Clifford Chance litigation points to urgent need for limited liability laws

Sean Farrell reports on reaction to a £54m suit against Clifford Chance and the role of LLP status internationally.

The news that Clifford Chance has been hit by a £54m negligence claim reveals the risks faced by law firms as the Government introduces its long-awaited Limited Liability Partnership (LLP) Bill.

Clifford Chance is being sued by an international consortium over advice given by the firm's Hong Kong office for the construction of a power station in China.

The claim comes only weeks before Clifford Chance becomes a New York LLP through its merger with Rogers & Wells.

One of the conditions of the merger laid down by the US firm is that it should retain its LLP status. This limits partners' individual liability in the event of a large negligence claim.
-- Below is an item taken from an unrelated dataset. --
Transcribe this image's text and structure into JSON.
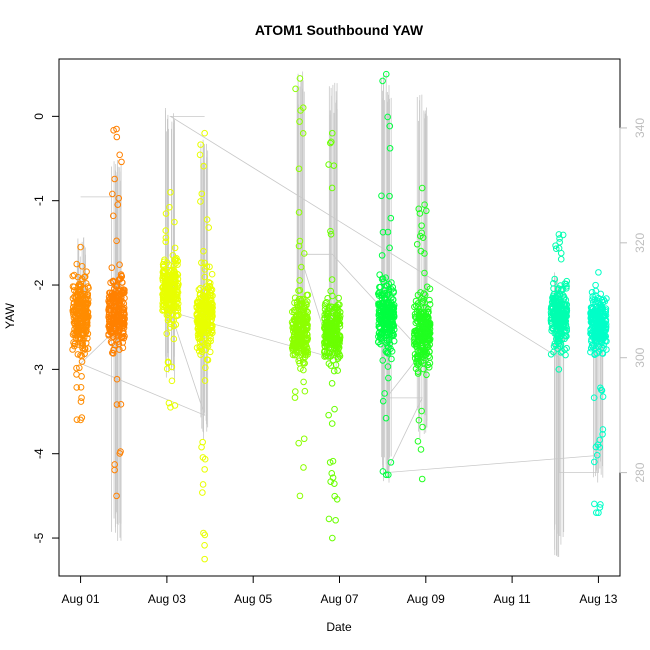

LLP status would make no difference to the claim should it succeed. The alleged error took place before Clifford Chance gains LLP status, and LLPs only protect partners' individual assets rather than those of the firm.

Partnership lawyers have raised questions about Clifford Chance's arrangements for becoming a New York LLP.

They are asking whether an English court would recognise Clifford Chance's New York LLP status when its US operation forms a relatively small part of the firm.

Garth Pollard, chief operating officer for the new global firm, says: “As a legal matter we believe it does [provide that protection].

“If you have a US incorporated company that carries on business through a branch here and there are claims against it, then limited liability would apply.

“The courts have to give effect to the corporate entity and the liability issues that go with that entity.

“There are certain countries where you can't practise through any form of limited liability, for example Hong Kong, and there would be no limited liability there.”

Another question is whether there would be Capital Gains Tax to pay on the goodwill of Clifford Chance UK if it is to be wound up and transferred to a New York LLP.

Pollard says the firm has settled the matter with the Inland Revenue.

“The short answer is there isn't any Capital Gains Tax charged on the transition. There isn't any winding up of Clifford Chance and that doesn't form a cessation for tax purposes,” he says.

Richard Linsell, head of the professions practice at Rowe & Maw, says: “The Bill had its first reading last Tuesday and is making quicker progress than anybody expected.

“The negative side is that most of the law is going to be contained in regulation.”

Firms are waiting to see details of the regulations that will be added to the enabling legislation before Parliament.

Ian Terry, managing partner at Freshfields, says: “In principle we would wish to take advantage of a limited liability vehicle. We have done that in relation to our US operation, which operates as an LLP.

“We would want to see the small details and what the implications will be.

“The broad points on disclosure we don't have a problem with because one way or another there is plenty of disclosure already.”

Pollard says Clifford Chance will also consider the Government's LLP vehicle for its UK operations. “In practice I suspect there won't be LLPs in business for 18 months because you have to get the legislation through and the infrastructure in place.

“It is coming later than we would have liked, but one issue is whether we conduct our UK business through an English LLP.”

For big City firms internationalising at breakneck pace, the LLP Bill is only a small part of a global jigsaw.

Pollard says: “If you are dealing with our French office you would discover it is run via a French entity and the same would apply in Warsaw.”

He says it is “a partnership structure in essence” but structured internationally along corporate lines.

Terry says: “With operations in so many different countries now, the issue of the role of a UK LLP in how we organise our worldwide operations is one we would have to look at quite carefully.”